When researchers launched EMBARC, it was part of a broader effort by the NIMH to push for improvements in mental health care by using advances in fields such as genetics, neuroscience, and biotechnology, says Thomas Insel, who served as director of that institute from 2002 to 2015.

“We went into EMBARC saying anything is possible,” Insel says. “Let’s see if we can come up with clinically actionable techniques.” He didn’t think it would take this long, but he remains optimistic.

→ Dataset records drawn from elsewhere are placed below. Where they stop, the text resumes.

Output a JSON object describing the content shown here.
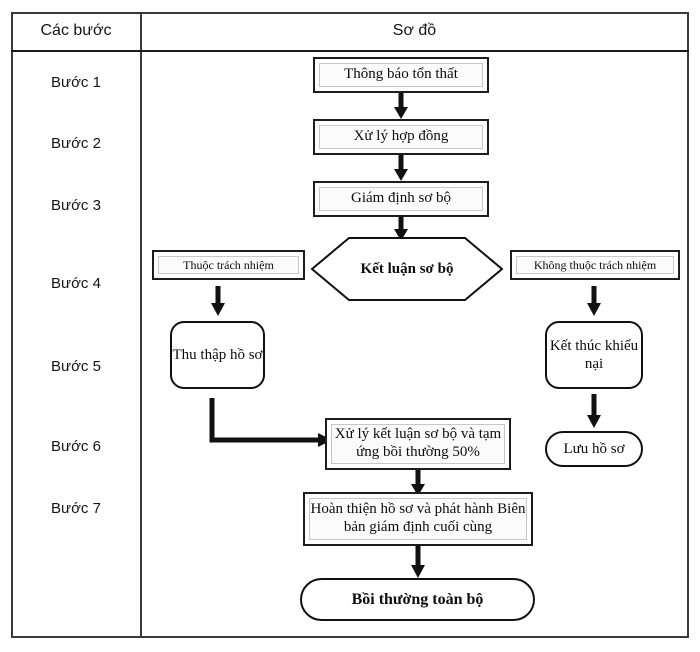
{
  "table": {
    "headers": {
      "steps": "Các bước",
      "diagram": "Sơ đồ"
    },
    "steps": [
      {
        "label": "Bước 1"
      },
      {
        "label": "Bước 2"
      },
      {
        "label": "Bước 3"
      },
      {
        "label": "Bước 4"
      },
      {
        "label": "Bước 5"
      },
      {
        "label": "Bước 6"
      },
      {
        "label": "Bước 7"
      }
    ]
  },
  "flowchart": {
    "nodes": {
      "notify_loss": "Thông báo tổn thất",
      "process_contract": "Xử lý hợp đồng",
      "preliminary_survey": "Giám định sơ bộ",
      "decision": "Kết luận sơ bộ",
      "branch_liable": "Thuộc trách nhiệm",
      "branch_not_liable": "Không thuộc trách nhiệm",
      "collect_documents": "Thu thập hồ sơ",
      "end_claim": "Kết thúc khiếu nại",
      "archive_file": "Lưu hồ sơ",
      "process_advance": "Xử lý kết luận sơ bộ và tạm ứng bồi thường 50%",
      "finalize_report": "Hoàn thiện hồ sơ và phát hành Biên bản giám định cuối cùng",
      "full_compensation": "Bồi thường toàn bộ"
    },
    "colors": {
      "border": "#1d1d1d",
      "inner_border": "#c8c8c8",
      "arrow": "#111111",
      "background": "#ffffff",
      "text": "#0d0d0d"
    }
  }
}
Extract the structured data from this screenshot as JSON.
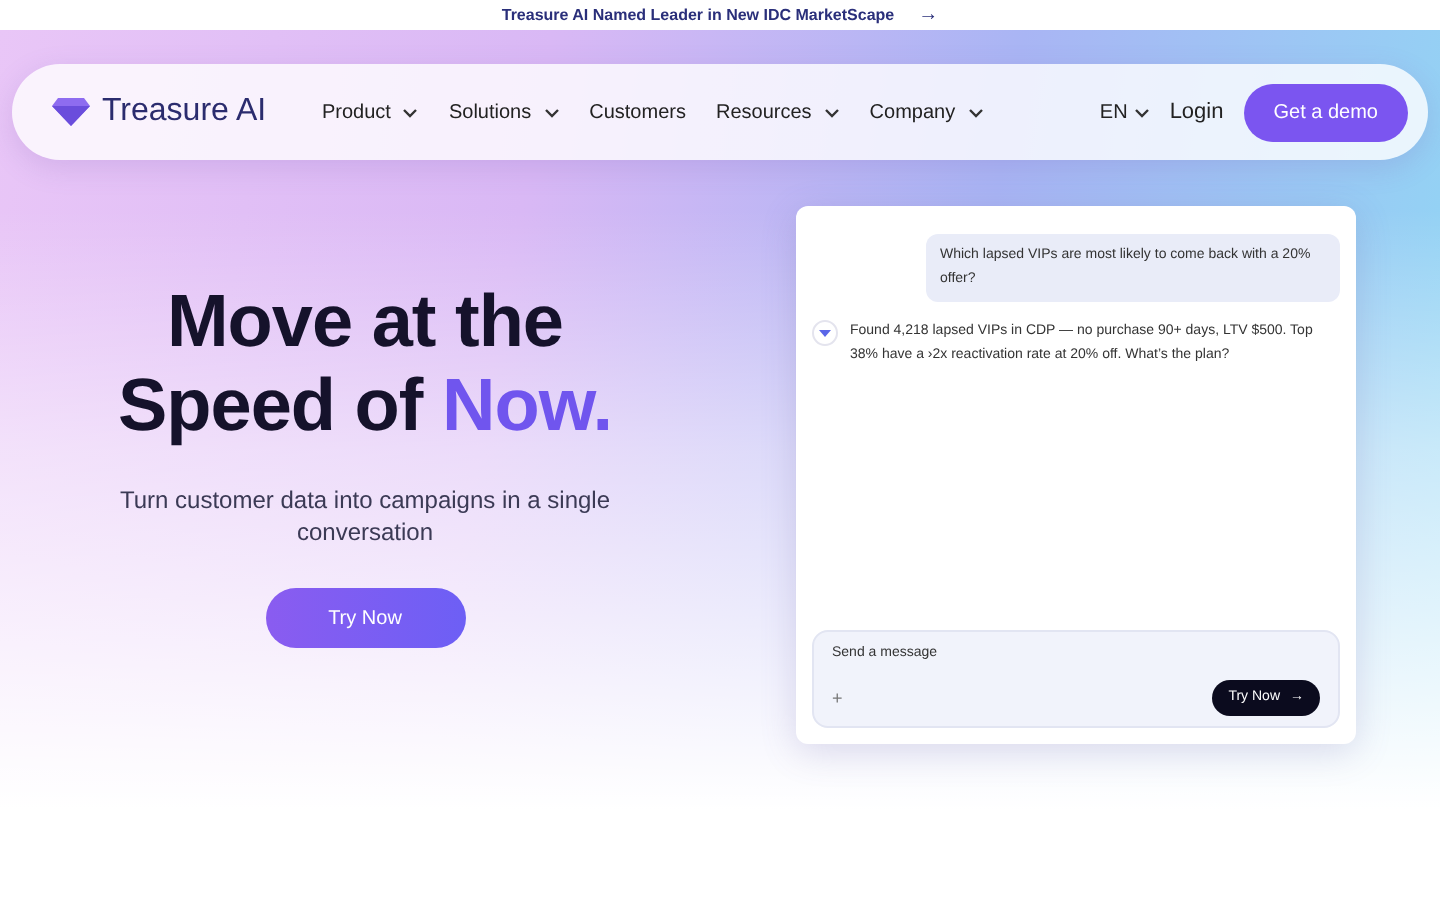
{
  "announcement": {
    "text": "Treasure AI Named Leader in New IDC MarketScape",
    "arrow": "→"
  },
  "nav": {
    "brand": "Treasure AI",
    "items": [
      {
        "label": "Product",
        "dropdown": true
      },
      {
        "label": "Solutions",
        "dropdown": true
      },
      {
        "label": "Customers",
        "dropdown": false
      },
      {
        "label": "Resources",
        "dropdown": true
      },
      {
        "label": "Company",
        "dropdown": true
      }
    ],
    "language": "EN",
    "login": "Login",
    "cta": "Get a demo"
  },
  "hero": {
    "headline": "Move at the Speed of",
    "highlight": "Now.",
    "subtitle": "Turn customer data into campaigns in a single conversation",
    "button": "Try Now"
  },
  "chat": {
    "messages": [
      {
        "kind": "user",
        "text": "Which lapsed VIPs are most likely to come back with a 20% offer?"
      },
      {
        "kind": "assistant",
        "text": "Found 4,218 lapsed VIPs in CDP — no purchase 90+ days, LTV $500. Top 38% have a ›2x reactivation rate at 20% off. What’s the plan?"
      }
    ],
    "input": {
      "placeholder": "Send a message",
      "plus": "+",
      "button": "Try Now",
      "arrow": "→"
    }
  }
}
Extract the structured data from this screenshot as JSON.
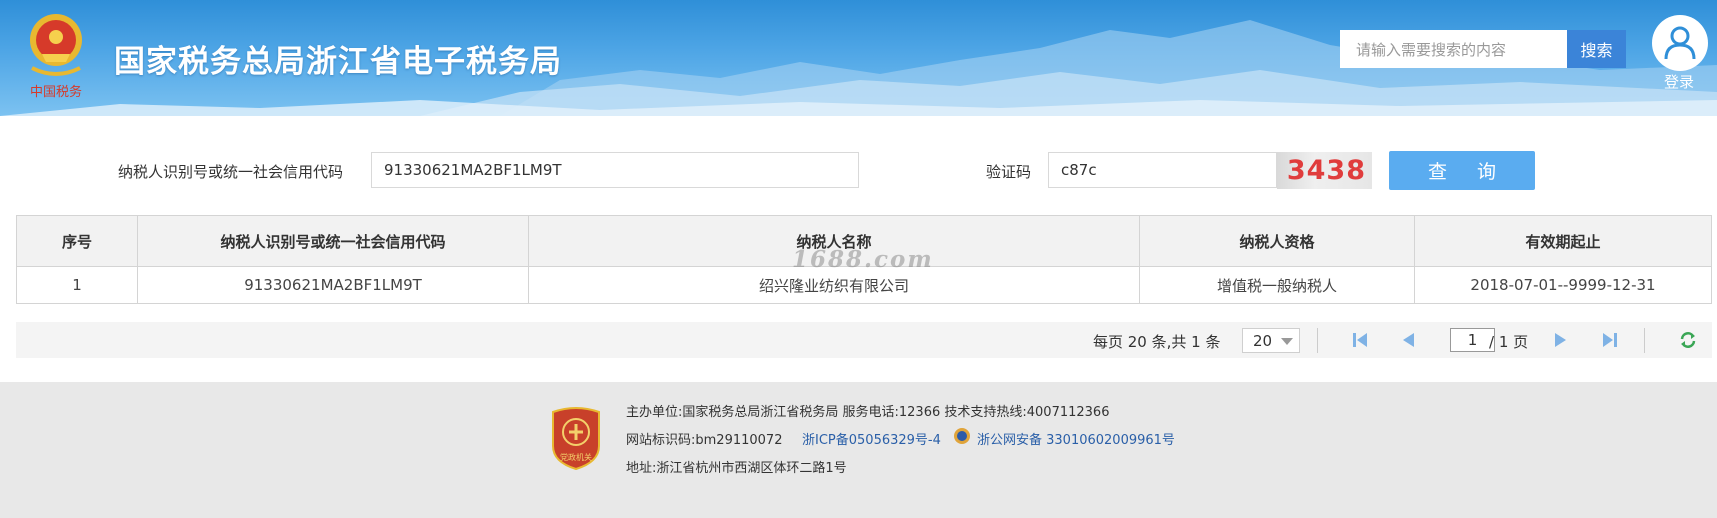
{
  "header": {
    "site_title": "国家税务总局浙江省电子税务局",
    "emblem_caption": "中国税务",
    "search_placeholder": "请输入需要搜索的内容",
    "search_label": "搜索",
    "login_label": "登录"
  },
  "query_form": {
    "taxpayer_id_label": "纳税人识别号或统一社会信用代码",
    "taxpayer_id_value": "91330621MA2BF1LM9T",
    "captcha_label": "验证码",
    "captcha_input_value": "c87c",
    "captcha_image_text": "3438",
    "query_button_label": "查 询"
  },
  "table": {
    "columns": [
      "序号",
      "纳税人识别号或统一社会信用代码",
      "纳税人名称",
      "纳税人资格",
      "有效期起止"
    ],
    "rows": [
      [
        "1",
        "91330621MA2BF1LM9T",
        "绍兴隆业纺织有限公司",
        "增值税一般纳税人",
        "2018-07-01--9999-12-31"
      ]
    ]
  },
  "watermark": "1688.com",
  "pagination": {
    "summary": "每页 20 条,共 1 条",
    "page_size": "20",
    "current_page": "1",
    "total_pages": "/ 1 页"
  },
  "footer": {
    "line1": "主办单位:国家税务总局浙江省税务局    服务电话:12366    技术支持热线:4007112366",
    "site_id": "网站标识码:bm29110072",
    "icp": "浙ICP备05056329号-4",
    "police": "浙公网安备 33010602009961号",
    "address": "地址:浙江省杭州市西湖区体环二路1号",
    "badge_caption": "党政机关"
  },
  "colors": {
    "header_blue": "#2f8fd8",
    "button_blue": "#5aacf0",
    "search_button": "#3b84d8",
    "captcha_red": "#e03c3c",
    "link_blue": "#2a5fa8"
  },
  "icons": [
    "tax-emblem-icon",
    "user-icon",
    "first-page-icon",
    "prev-page-icon",
    "next-page-icon",
    "last-page-icon",
    "refresh-icon",
    "party-badge-icon",
    "police-badge-icon"
  ]
}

“I think this study is a particularly interesting application of EMBARC,” he says. “It leverages the power of modern data science to predict at the individual level who is likely to respond to an antidepressant.”

In addition to improving care, the researchers say they see a possible side benefit to the use of biologically based approaches: It could reduce the stigma associated with depression and other mental health disorders that prevents many people from seeking appropriate medical care.

“I’d love to think scientific evidence will help to counteract this stigma, but it hasn’t so far,” says Insel. “It’s been over 160 years since Abraham Lincoln says that melancholy ‘is a misfortune, not a fault.’ We still have a long way to go before most people will understand that depression is not someone’s fault.” (President Lincoln suffered bouts of depression.)

A paper on the work appears in Nature Biotechnology. Additional researchers from South China University of Technology, the Netherlands Research Institute, Harvard Medical School, the New York State Psychiatric Institute, Columbia University, and the Netherlands neuroCare Group contributed to the work.

Etkin is on leave from Stanford, working as the founder and CEO of the startup Alto Neuroscience, a company based in Los Altos, California that aims to build on these findings and develop a new generation of biologically based diagnostic tests to personalize mental health treatments with a high degree of clinical utility. Insel is an investor in Alto Neuroscience.

Funding came from the National Institutes of Health, the Stanford Neurosciences Institute, the Hersh Foundation, the National Key Research and Development Plan of China, and the National Natural Science Foundation of China.